Dong Lingli, Liu Hongfang, Zhang Juncheng, Yang Shuangjuan, Kong Guanyi, Chu Jeffrey S C, Chen Nansheng, Wang Daowen
The State Key Laboratory of Plant cell and Chromosome Engineering, Institute of Genetics and Developmental Biology, Chinese Academy of Sciences, Beijing, 100101, China.
Frasergen, Wuhan East Lake High-tech Zone, Wuhan, 430075, China.
BMC Genomics. 2015 Dec 9;16:1039. doi: 10.1186/s12864-015-2257-y.
The large and complex hexaploid genome has greatly hindered genomics studies of common wheat (Triticum aestivum, AABBDD). Here, we investigated transcripts in common wheat developing caryopses using the emerging single-molecule real-time (SMRT) sequencing technology PacBio RSII, and assessed the resultant data for improving common wheat genome annotation and grain transcriptome research.
We obtained 197,709 full-length non-chimeric (FLNC) reads, 74.6 % of which were estimated to carry complete open reading frame. A total of 91,881 high-quality FLNC reads were identified and mapped to 16,188 chromosomal loci, corresponding to 13,162 known genes and 3026 new genes not annotated previously. Although some FLNC reads could not be unambiguously mapped to the current draft genome sequence, many of them are likely useful for studying highly similar homoeologous or paralogous loci or for improving chromosomal contig assembly in further research. The 91,881 high-quality FLNC reads represented 22,768 unique transcripts, 9591 of which were newly discovered. We found 180 transcripts each spanning two or three previously annotated adjacent loci, suggesting that they should be merged to form correct gene models. Finally, our data facilitated the identification of 6030 genes differentially regulated during caryopsis development, and full-length transcripts for 72 transcribed gluten gene members that are important for the end-use quality control of common wheat.
Our work demonstrated the value of PacBio transcript sequencing for improving common wheat genome annotation through uncovering the loci and full-length transcripts not discovered previously. The resource obtained may aid further structural genomics and grain transcriptome studies of common wheat.
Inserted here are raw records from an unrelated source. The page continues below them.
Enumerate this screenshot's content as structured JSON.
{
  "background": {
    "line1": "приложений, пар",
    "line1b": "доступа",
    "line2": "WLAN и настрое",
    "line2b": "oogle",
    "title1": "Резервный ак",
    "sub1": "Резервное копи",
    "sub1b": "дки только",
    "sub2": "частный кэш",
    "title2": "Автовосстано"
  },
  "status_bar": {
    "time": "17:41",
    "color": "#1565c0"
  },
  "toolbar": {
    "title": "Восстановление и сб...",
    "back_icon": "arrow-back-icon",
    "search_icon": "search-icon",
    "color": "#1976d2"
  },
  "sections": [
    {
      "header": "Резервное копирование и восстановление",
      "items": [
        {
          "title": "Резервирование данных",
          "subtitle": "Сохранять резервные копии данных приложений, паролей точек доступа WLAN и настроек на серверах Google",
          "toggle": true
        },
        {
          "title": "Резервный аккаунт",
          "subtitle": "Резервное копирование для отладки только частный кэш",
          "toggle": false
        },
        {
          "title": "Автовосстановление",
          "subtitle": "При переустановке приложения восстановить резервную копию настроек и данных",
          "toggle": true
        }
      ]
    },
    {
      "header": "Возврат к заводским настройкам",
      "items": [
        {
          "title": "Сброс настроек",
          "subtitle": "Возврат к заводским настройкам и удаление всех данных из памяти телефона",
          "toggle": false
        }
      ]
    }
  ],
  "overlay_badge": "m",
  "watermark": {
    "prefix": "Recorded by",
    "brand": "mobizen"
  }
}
庞大而复杂的六倍体基因组极大地阻碍了普通小麦(Triticum aestivum,AABBDD)的基因组学研究。在此,我们使用新兴的单分子实时(SMRT)测序技术PacBio RSII研究了普通小麦发育中的颖果转录本,并评估了所得数据以改进普通小麦基因组注释和籽粒转录组研究。
我们获得了197,709条全长非嵌合(FLNC) reads,其中74.6%估计携带完整的开放阅读框。总共鉴定出91,881条高质量的FLNC reads,并将其定位到16,188个染色体位点,对应于13,162个已知基因和3026个先前未注释的新基因。尽管一些FLNC reads无法明确映射到当前的基因组草图序列,但它们中的许多可能有助于研究高度相似的同源或旁系同源位点,或在进一步研究中改进染色体重叠群组装。这91,881条高质量的FLNC reads代表了22,768个独特的转录本,其中9591个是新发现的。我们发现有180个转录本跨越了两个或三个先前注释的相邻位点,这表明它们应该合并以形成正确的基因模型。最后,我们的数据有助于鉴定6030个在颖果发育过程中差异调节的基因,以及72个转录的面筋基因成员的全长转录本,这些基因对面粉最终用途质量控制很重要。
我们的工作证明了PacBio转录本测序通过揭示先前未发现的位点和全长转录本,在改进普通小麦基因组注释方面的价值。所获得的资源可能有助于普通小麦进一步的结构基因组学和籽粒转录组研究。